Rector of the National Technical University of Athens
- Incumbent
- Assumed office 2014

Personal details
- Born: Greece
- Party: Independent
- Alma mater: Imperial College London University College London

= Ioannis Golias =

Greek academic and civil engineer

Ioannis Golias (Ιωάννης Γκόλιας) is a Greek academic and civil engineer who was the former Minister of Productive Reconstruction, Environment and Energy in the Caretaker Cabinet of Vassiliki Thanou-Christophilou. He was also the Rector of the National Technical University of Athens.

==Education==

Golias received a diploma in civil engineering from the National Technical University of Athens in 1977, before completing a Master's degree in transportation from Imperial College London in 1978. He then completed a PhD in transportation from University College London in 1981.

==Academic career==

Golias is a member of the Technical Chamber of Greece, the World Conference on Transport Research Society, the American Society of Civil Engineers, the Greek Road Federation, the Association of Civil Engineers of Greece and the Hellenic Institute of Transportation Engineers.

From 1987 to 1991, Golias was a lecturer in the Department of Civil Engineering at the National Technical University of Athens. From 1991 to 1995, he was an assistant professor, and from 1995 to 2002 he was an associate professor. Since 2002, he has been a full professor in the department, and is also head of the Laboratory of Traffic Engineering. Golias served as the Head of the School of Civil Engineering from 2009 to 2013, and from 2013 to 2014 he was the Dean of the School of Civil Engineering.
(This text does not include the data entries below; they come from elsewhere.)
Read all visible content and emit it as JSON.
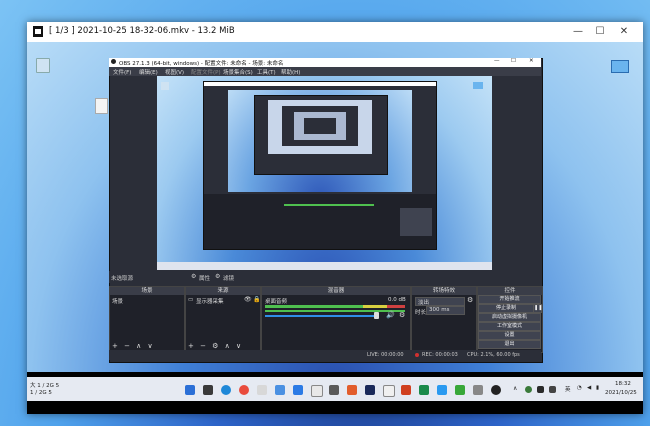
{
  "mpv": {
    "title": "[ 1/3 ] 2021-10-25 18-32-06.mkv - 13.2 MiB",
    "controls": [
      "—",
      "☐",
      "✕"
    ]
  },
  "desktop_icons": {
    "recycle": "Recycle Bin",
    "doc": "新建文本文档"
  },
  "obs": {
    "title": "OBS 27.1.3 (64-bit, windows) - 配置文件: 未命名 - 场景: 未命名",
    "menu": [
      "文件(F)",
      "编辑(E)",
      "视图(V)",
      "配置文件(P)",
      "场景集合(S)",
      "工具(T)",
      "帮助(H)"
    ],
    "scene_bar": {
      "label": "未选取源",
      "props": "属性",
      "filters": "滤镜"
    },
    "docks": {
      "scenes": {
        "header": "场景",
        "item": "场景"
      },
      "sources": {
        "header": "来源",
        "item": "显示器采集"
      },
      "mixer": {
        "header": "混音器",
        "track": "桌面音频",
        "db": "0.0 dB"
      },
      "transitions": {
        "header": "转场特效",
        "type": "淡出",
        "duration_label": "时长",
        "duration": "300 ms"
      },
      "controls": {
        "header": "控件",
        "buttons": [
          "开始推流",
          "停止录制",
          "启动虚拟摄像机",
          "工作室模式",
          "设置",
          "退出"
        ]
      }
    },
    "status": {
      "live": "LIVE: 00:00:00",
      "rec": "REC: 00:00:03",
      "cpu": "CPU: 2.1%, 60.00 fps"
    }
  },
  "tray": {
    "lang": "英",
    "time": "18:32",
    "date": "2021/10/25"
  },
  "taskbar_left": {
    "line1": "大 1 / 2G 5",
    "line2": "1 / 2G 5"
  },
  "colors": {
    "accent": "#1a6fd0",
    "obs_bg": "#2b2e38",
    "vol_green": "#4fc04f",
    "vol_yellow": "#d8d040",
    "vol_red": "#d04040"
  }
}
Golias became the Rector of the National Technical University of Athens in late 2014, but complained that he could not actually reach his office as the institution was under occupation. Golias responded to graffiti sprayed on the front of the facade of the National Technical University by saying that it shows: "a lack of good manners and culture, given that this is a monument".

==Political career==

At his handover ceremony, Golias said: "We are here to ensure that the country heads towards elections smoothly." His predecessor, Panos Skourletis, quipped that he hoped Golias's tenure would be even shorter than his own.